Floyd flehte mehrfach um Hilfe und sagte "ich kann nicht atmen", bevor er das Bewusstsein verlor, wie ein Video zeigt, das eine 17-jährige Augenzeugin mit ihrem Handy machte. Er wurde bei seiner Ankunft im Krankenhaus für tot erklärt.

Anwälte stellen Obduktionsergebnis in Frage

Im Haftbefehl gegen den mittlerweile unter Mordanklage stehenden Polizeibeamten heißt es, nach vorläufigen Erkenntnissen sei Floyd nicht erstickt.

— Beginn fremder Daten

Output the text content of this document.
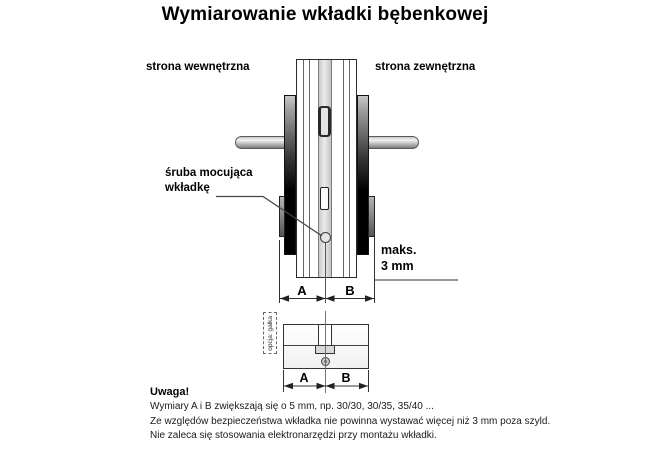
Wymiarowanie wkładki bębenkowej
strona wewnętrzna	strona zewnętrzna
śruba mocująca
wkładkę
maks.
3 mm
A	B
opcja: gałka
A	B
Uwaga!

Wymiary A i B zwiększają się o 5 mm, np. 30/30, 30/35, 35/40 ...

Ze względów bezpieczeństwa wkładka nie powinna wystawać więcej niż 3 mm poza szyld.

Nie zaleca się stosowania elektronarzędzi przy montażu wkładki.
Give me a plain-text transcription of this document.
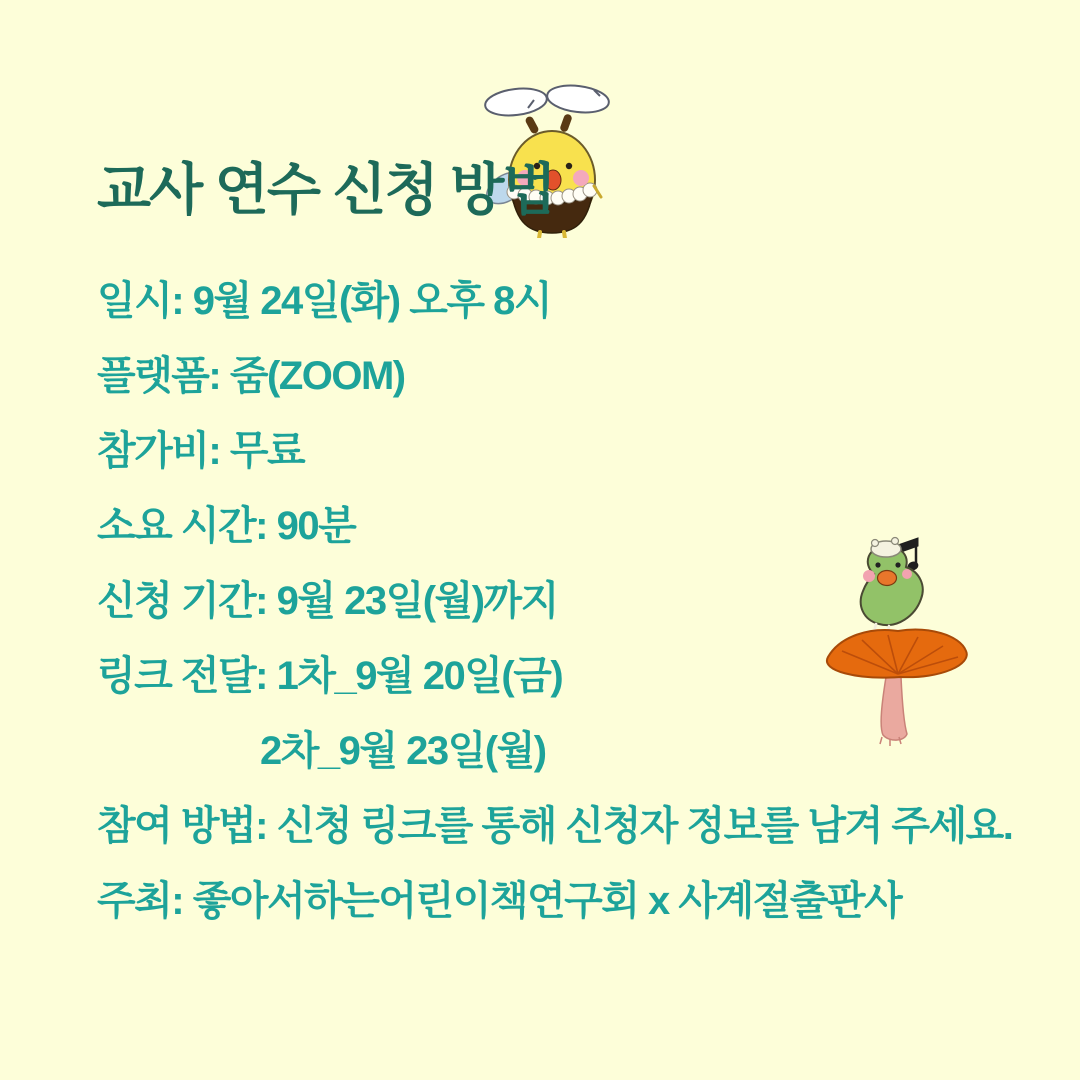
교사 연수 신청 방법
일시: 9월 24일(화) 오후 8시
플랫폼: 줌(ZOOM)
참가비: 무료
소요 시간: 90분
신청 기간: 9월 23일(월)까지
링크 전달: 1차_9월 20일(금)
2차_9월 23일(월)
참여 방법: 신청 링크를 통해 신청자 정보를 남겨 주세요.
주최: 좋아서하는어린이책연구회 x 사계절출판사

Die beiden Anwälte von Floyds Familie, Benjamin Crump und S. Lee Merritt, sagten zum Obduktionsergebnis, man habe bereits in anderen Fällen gesehen, dass Menschen, die mit den Behörden zusammenarbeiteten, Dinge präsentierten, die eine „Illusion“ seien. „All diese Dinge wie Asthma oder Herzprobleme spielen keine Rolle, solange sie (die Opfer) leben, atmen, gehen, reden. Alles ist in Ordnung - bis die Polizei sie anspricht.“

Im Haftbefehl heißt es, der Gerichtsmediziner gehe nicht von Ersticken aus. Der 46-Jährige habe an Gesundheitsproblemen gelitten, die gemeinsam mit der Festsetzung und möglichen Rauschmitteln im Blut vermutlich zum Tod geführt hätten.

Kritik an Trump-Tweet

Debatten gab es am Samstag weiter um Tweets und Facebook-Posts, in denen US-Präsident Donald Trump mit Blick auf die Ausschreitungen in Minneapolis mit dem Einsatz der Nationalgarde gedroht hatte: „Wenn Plünderungen beginnen, beginnt das Schießen.“ Twitter kennzeichnete die Äußerungen als gewaltverherrlichend.

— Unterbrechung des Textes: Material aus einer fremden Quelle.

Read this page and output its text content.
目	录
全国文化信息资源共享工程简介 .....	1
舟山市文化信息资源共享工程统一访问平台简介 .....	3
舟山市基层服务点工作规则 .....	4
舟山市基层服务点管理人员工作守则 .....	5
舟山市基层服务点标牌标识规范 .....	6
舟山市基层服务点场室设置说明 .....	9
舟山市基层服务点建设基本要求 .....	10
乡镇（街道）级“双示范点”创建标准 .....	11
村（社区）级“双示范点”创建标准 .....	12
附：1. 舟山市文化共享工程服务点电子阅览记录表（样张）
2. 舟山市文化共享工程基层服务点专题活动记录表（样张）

Trumps demokratischer Herausforderer bei den Präsidentschaftswahlen, Joe Biden, forderte einen entschlossenen Kampf gegen „systematischen Rassismus“ in den USA. „Durch unser Schweigen, durch unsere Selbstgefälligkeit sind wir Komplizen der Fortsetzung des Kreislaufs der Gewalt“, sagte er in einer Videobotschaft.

In Anspielung auf Trumps Äußerungen fügte Biden hinzu, in einer solchen nationalen Krise brauche Amerika keine „aufwieglerischen Tweets“, sondern „wirkliche Führung“.